Here is a small code that displays the huge slowdowns caused by underflow interrupts occurring in DAXPY type code in Fortran. These slowdowns occur when underflow exceptions are handled in the default mode of code compiled with FTN95. Most of the issues were written up in another long thread, see https://forums.silverfrost.com/Forum/Topic/2171&postdays=0&postorder=asc&start=0, but here is a compact test code.
program xundfl
implicit none
integer, parameter :: NMAX=2000, NREP=50000
double precision, dimension(NMAX) :: X,Y,Z
double precision A,t1,t2
integer :: i,k,n,cnt1,cnt2
open(15,file='vecsub.bin',form='unformatted',status='old')

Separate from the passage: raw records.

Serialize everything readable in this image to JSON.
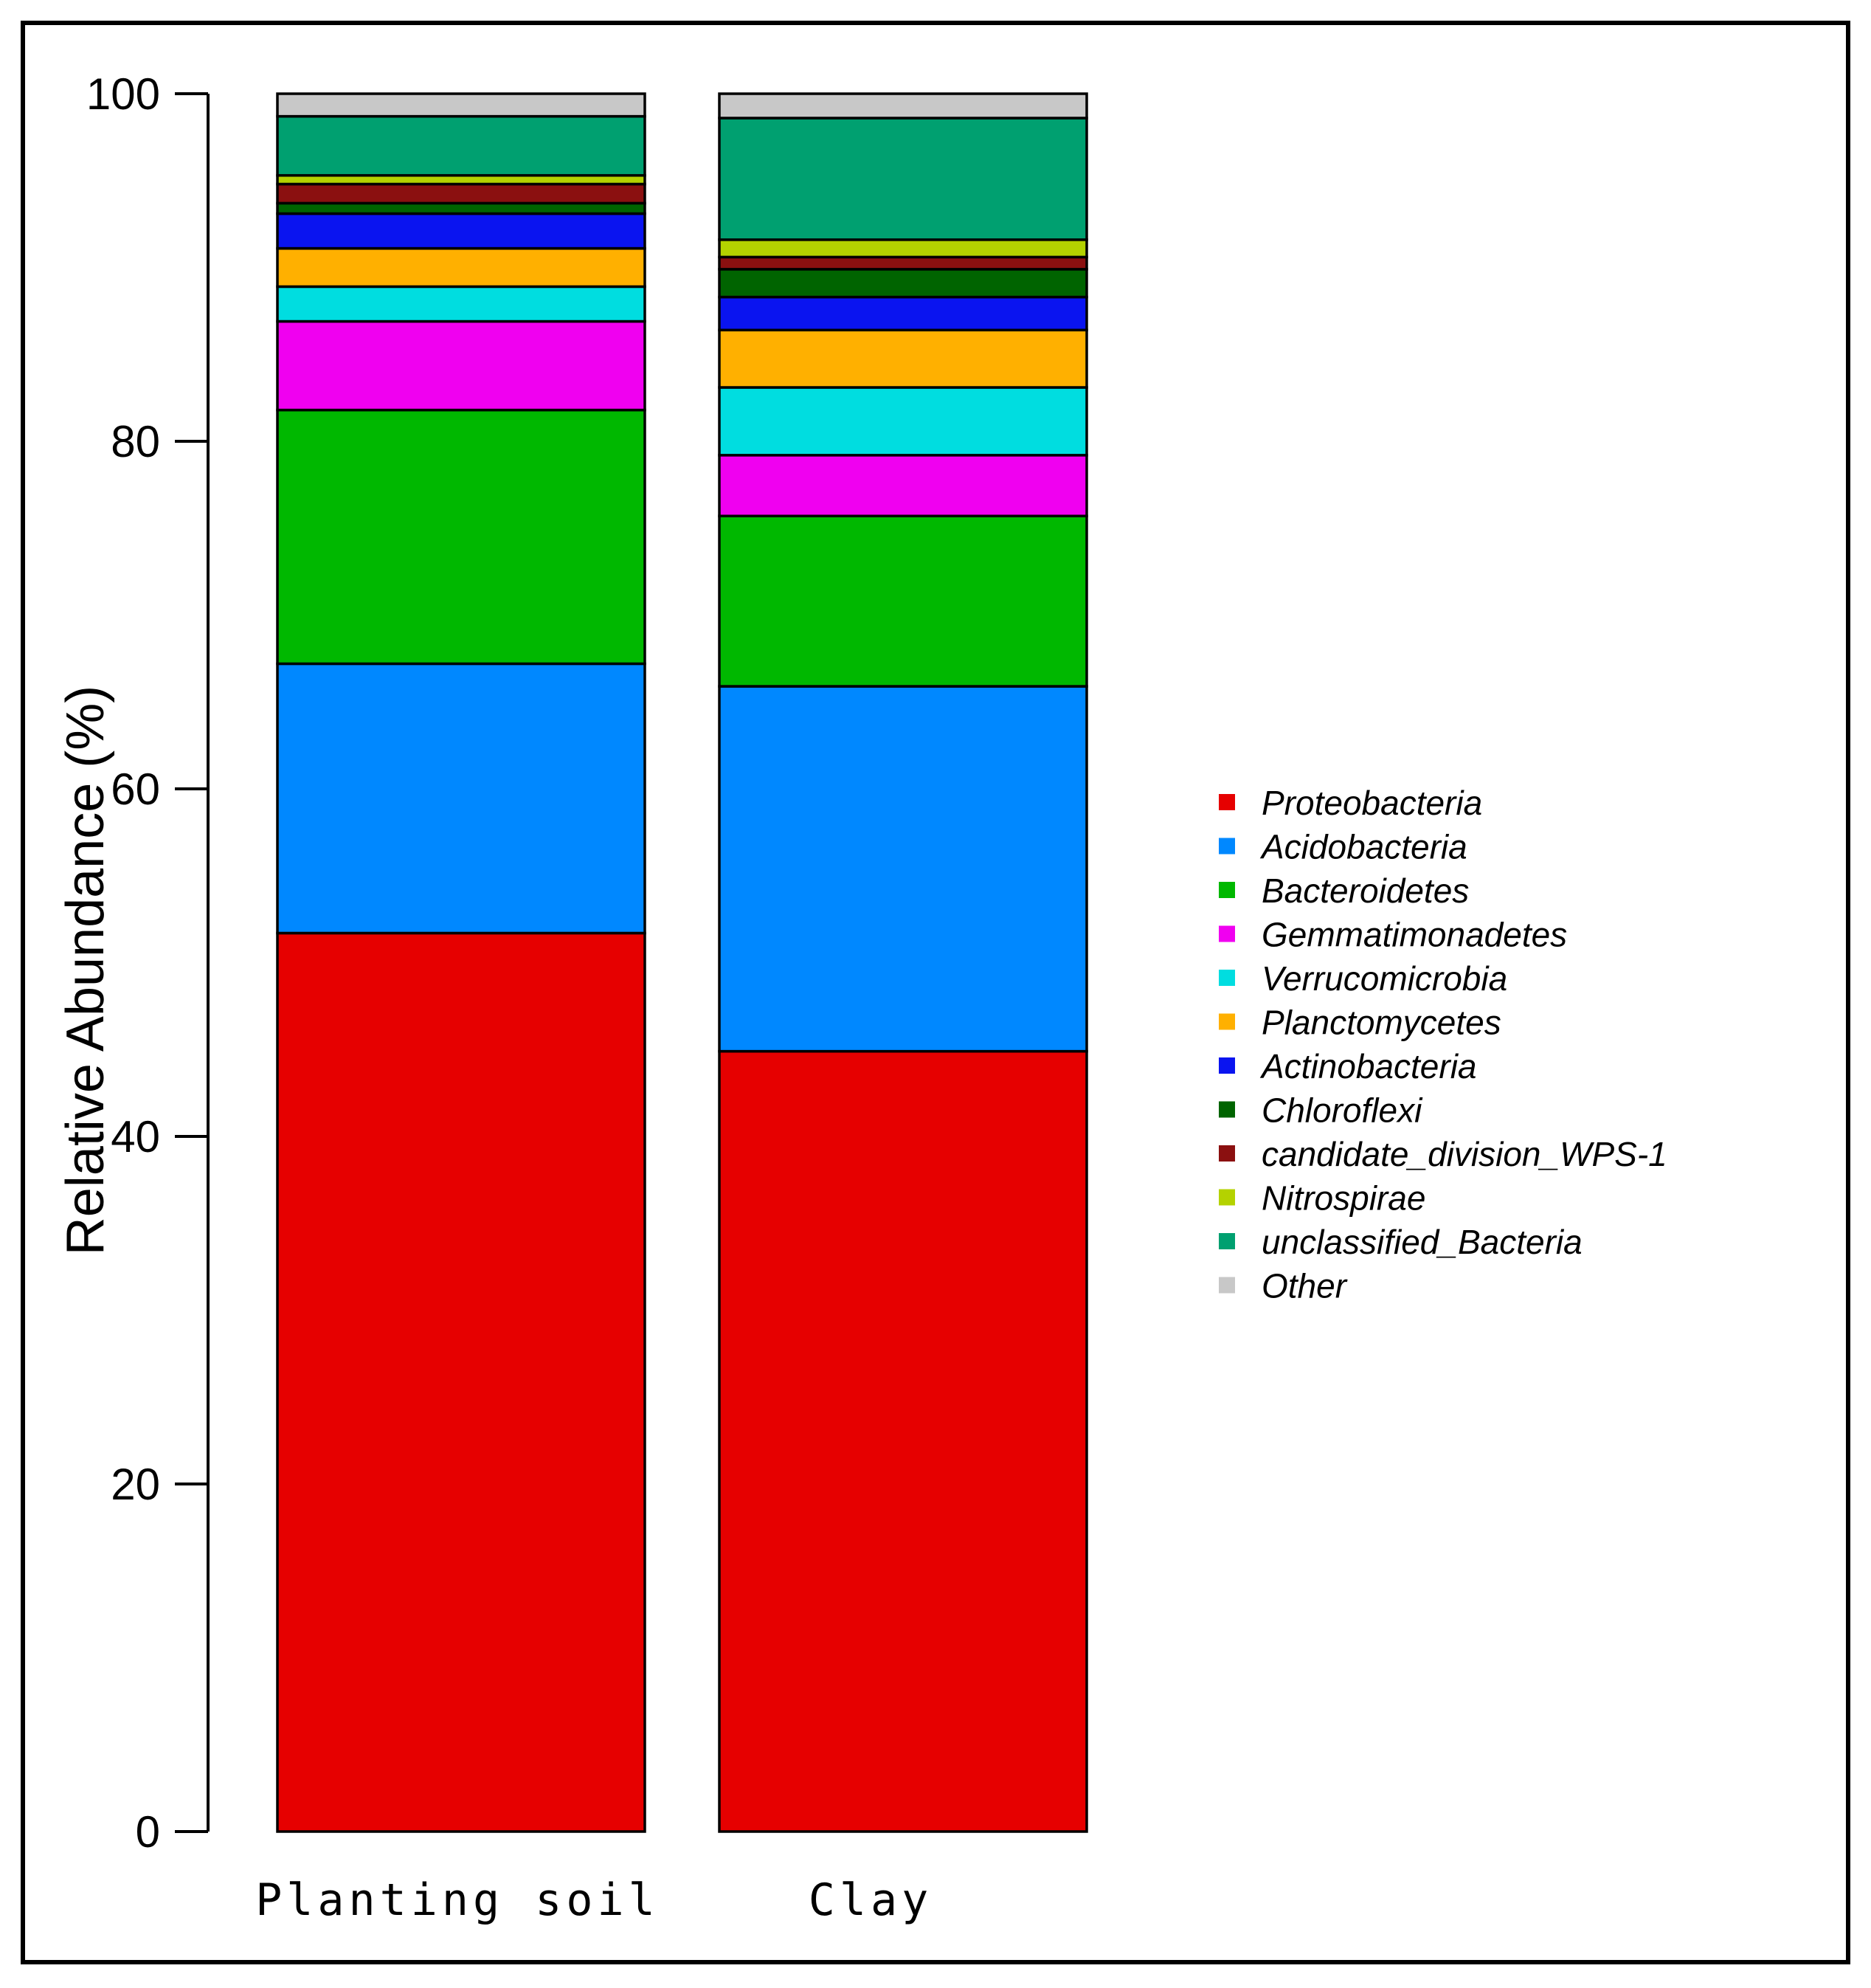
{
  "chart_data": {
    "type": "bar",
    "stacked": true,
    "ylabel": "Relative Abundance (%)",
    "ylim": [
      0,
      100
    ],
    "yticks": [
      0,
      20,
      40,
      60,
      80,
      100
    ],
    "categories": [
      "Planting soil",
      "Clay"
    ],
    "legend_position": "right",
    "series": [
      {
        "name": "Proteobacteria",
        "color": "#E60000",
        "values": [
          51.7,
          44.9
        ]
      },
      {
        "name": "Acidobacteria",
        "color": "#0088FF",
        "values": [
          15.5,
          21.0
        ]
      },
      {
        "name": "Bacteroidetes",
        "color": "#00B800",
        "values": [
          14.6,
          9.8
        ]
      },
      {
        "name": "Gemmatimonadetes",
        "color": "#F000F0",
        "values": [
          5.1,
          3.5
        ]
      },
      {
        "name": "Verrucomicrobia",
        "color": "#00DDE0",
        "values": [
          2.0,
          3.9
        ]
      },
      {
        "name": "Planctomycetes",
        "color": "#FFB000",
        "values": [
          2.2,
          3.3
        ]
      },
      {
        "name": "Actinobacteria",
        "color": "#0A14F0",
        "values": [
          2.0,
          1.9
        ]
      },
      {
        "name": "Chloroflexi",
        "color": "#006400",
        "values": [
          0.6,
          1.6
        ]
      },
      {
        "name": "candidate_division_WPS-1",
        "color": "#8B1010",
        "values": [
          1.1,
          0.7
        ]
      },
      {
        "name": "Nitrospirae",
        "color": "#B4D200",
        "values": [
          0.5,
          1.0
        ]
      },
      {
        "name": "unclassified_Bacteria",
        "color": "#00A070",
        "values": [
          3.4,
          7.0
        ]
      },
      {
        "name": "Other",
        "color": "#C8C8C8",
        "values": [
          1.3,
          1.4
        ]
      }
    ]
  }
}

read(15)n,a,(x(i),y(i),i=1,n)
close(15)
call dclock@(t1)
call underflow_count@(cnt1)
do k=1,NREP
do i = 1,n
z(i) = y(i) - a*x(i)
end do
end do
call underflow_count@(cnt2)
call dclock@(t2)
write(*,10)n,t2-t1,(cnt2-cnt1)/NREP
10 format('Vectors of size ',I4,2x,' time = ',f6.3,' ufls = ',i4)
end program
The data file for the test code is an unformatted Fortran data file that contains two double precision vectors x and y of length n =1679, and the test program performs the operation z = y - a x fifty thousand times. You can download the file (27 KB) from the public link https://dl.dropboxusercontent.com/u/88464747/vecsub.bin .
Compile with /opt /p6 and link. Run the program and record the output. Set the environment variable SALFENVAR=MASK_UNDERFLOW, and run again. You will see something similar to the following:
s:\\lang\\JCampBell\\SAL>set SALFENVAR=
s:\\lang\\JCampBell\\SAL>xundfl
Vectors of size 1679 time = 33.860 ufls = 88
s:\\lang\\JCampBell\\SAL>set SALFENVAR=MASK_UNDERFLOW
s:\\lang\\JCampBell\\SAL>xundfl
Vectors of size 1679 time = 0.688 ufls = 0
From these results we can estimate the time spent per one execution of the FPU underflow interrupt handler to be the equivalent of about 12,000 CPU cycles, which agrees with a similar estimate made in John Campbell's thread linked above, where the program can take hours to run with the default underflow processing versus about 20 seconds with SSE2 code.